4. What documents do I need in order to file an income tax return?
“The W-2 is the most common form out there. That’s what your employer gave you to show how much you were paid and what your income withholding was. The other things you need depend on your circumstances. If you’re a college student, your college is going to issue a reporting document. You or your parents may need that to file the return depending on who’s claiming education tax benefits. For a college student it may also be helpful to have a record of amounts you were billed for and amounts you paid.”
5. If I do file my taxes, should I pay for an accountant or software? Or is it relatively easy to do on my own?
“I usually advise people to go with their personal preference. So some people may say ‘I can do this. I got this.’ and figure out how to do it on their own, either through the use of software or even just knocking it out themselves if they have a really simple return. Other people may want assistance, especially if it’s the first time.”
6. Do scholarships count as income?
“Depends. A lot of scholarships are restricted, meaning they send them directly to your school and your school applies them to your tuition. When they’re issued like that they’re basically nontaxable. Some other scholarships are unrestricted, meaning you can spend them on whatever you want. That type of scholarship is generally taxable. There is another variation where you might have a nontaxable scholarship and you want to choose to treat it as taxable if it made you or your parents eligible for a credit that you wouldn’t otherwise be able to claim.”

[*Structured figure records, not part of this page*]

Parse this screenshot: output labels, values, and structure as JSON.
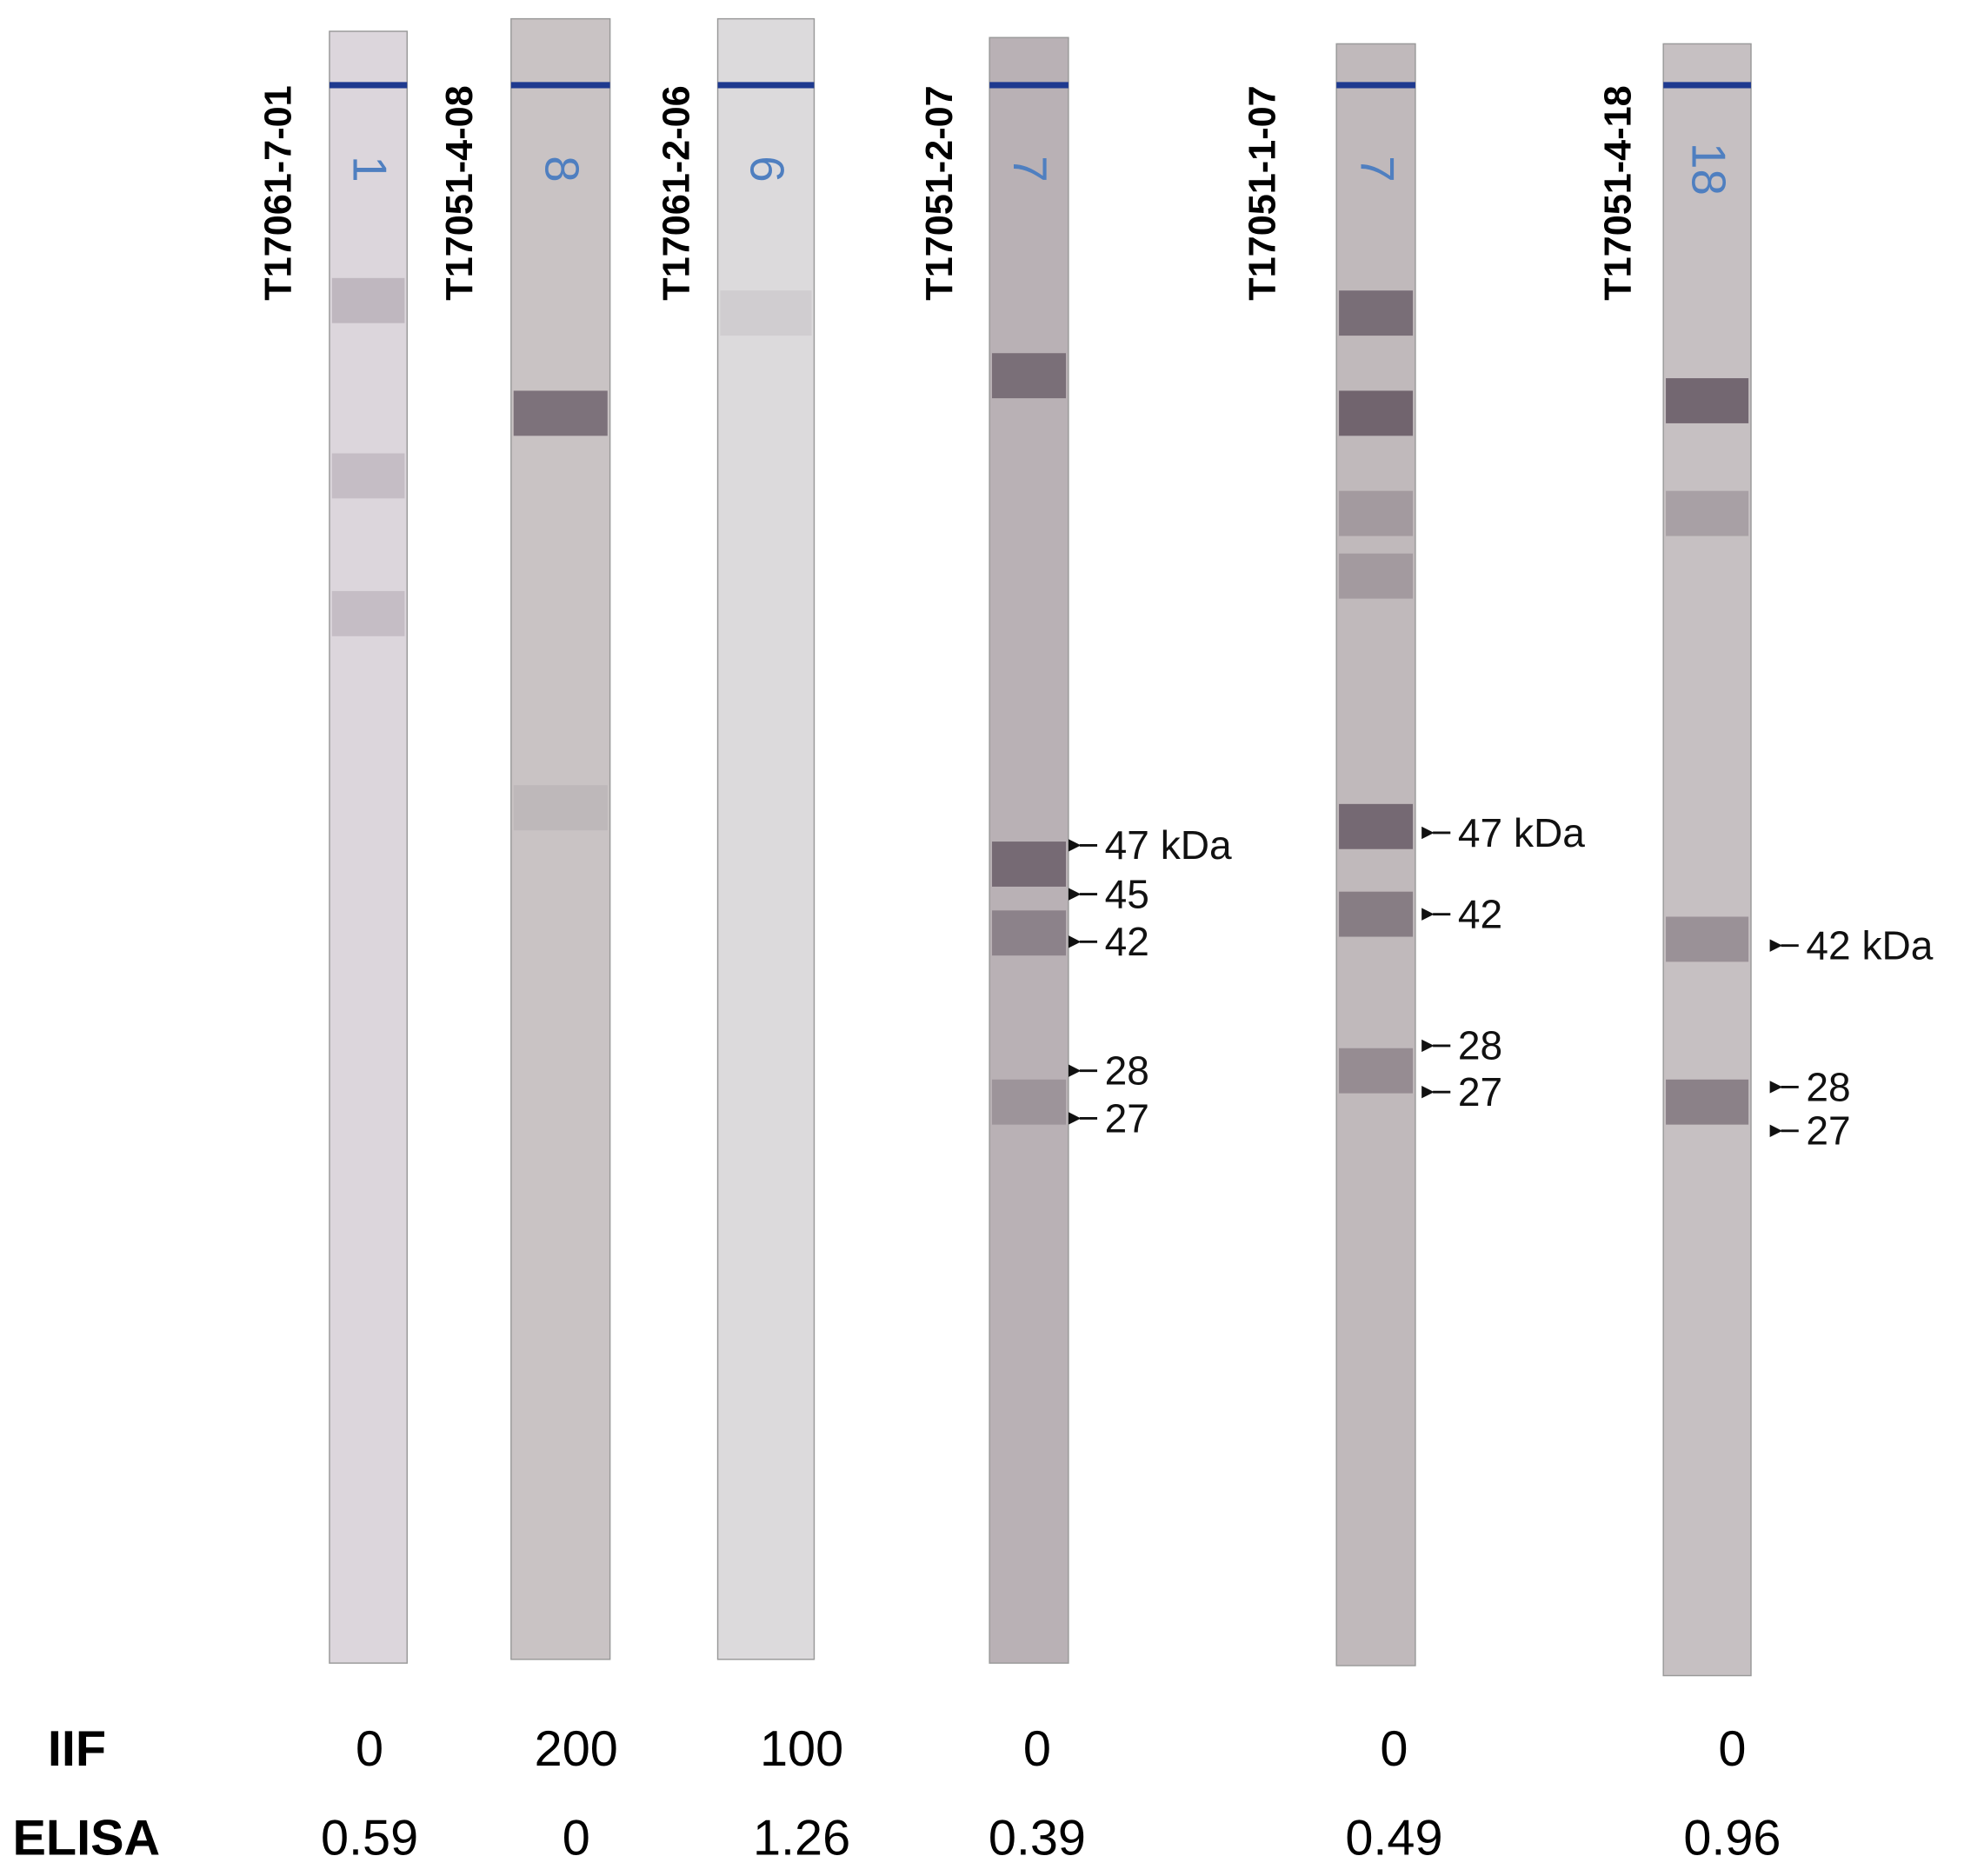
{
  "row_labels": {
    "iif": "IIF",
    "elisa": "ELISA"
  },
  "strips": [
    {
      "id": "T17061-7-01",
      "number": "1",
      "iif": 0,
      "elisa": 0.59,
      "bands": []
    },
    {
      "id": "T17051-4-08",
      "number": "8",
      "iif": 200,
      "elisa": 0,
      "bands": []
    },
    {
      "id": "T17061-2-06",
      "number": "6",
      "iif": 100,
      "elisa": 1.26,
      "bands": []
    },
    {
      "id": "T17051-2-07",
      "number": "7",
      "iif": 0,
      "elisa": 0.39,
      "bands": [
        "47 kDa",
        "45",
        "42",
        "28",
        "27"
      ]
    },
    {
      "id": "T17051-1-07",
      "number": "7",
      "iif": 0,
      "elisa": 0.49,
      "bands": [
        "47 kDa",
        "42",
        "28",
        "27"
      ]
    },
    {
      "id": "T17051-4-18",
      "number": "18",
      "iif": 0,
      "elisa": 0.96,
      "bands": [
        "42 kDa",
        "28",
        "27"
      ]
    }
  ]
}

7. Do I file for the state where I am from, or for the state where I go to school?
“Most of the time the state where you’re from will consider you a resident for tax purposes. Most states would say that all your income is subject to tax in your state, no matter if you worked in another state or not. The state where you are temporarily living to go to school might also say ‘Well, you worked in our state so your income is subject to tax in our state, too’. In that case, if both states think you’re subject to tax for their state, you may have to have a credit for tax to another state and so it gets a little more complex.”
8. They already take funds out for taxes on my paychecks, so why do I have to pay my taxes again?
“The tax filing process is more like a reconciliation. So when you do your taxes, you ask how much you actually owe in taxes. And your paycheck withholding is kind of like a pre-payment estimate, like ‘I think I’m going to owe this much’ and then at the end of the year when you do your taxes you find out how much you actually owe and you kind of reconcile it.”
9. Are there any deductions or credits available to college students?
“Yes, there definitely are. This is where it kind of gets tricky because a lot of college students are still dependents of their parents, in which case their parents are going to be the ones that benefit. For something like a scholarship that would either go on the student’s tax return or the student would exclude that from their income and it would be non-taxable.”
10. What is the number one mistake college students DO NOT want to make if they decide to file taxes?
“I think the number one mistake people make is just answering a question they’re not sure about. My number one piece of advice is if you’re not sure or don’t know how to answer a question, try to reach out to someone who does or do the research on your own. Get some certainty about how to answer it before you file.”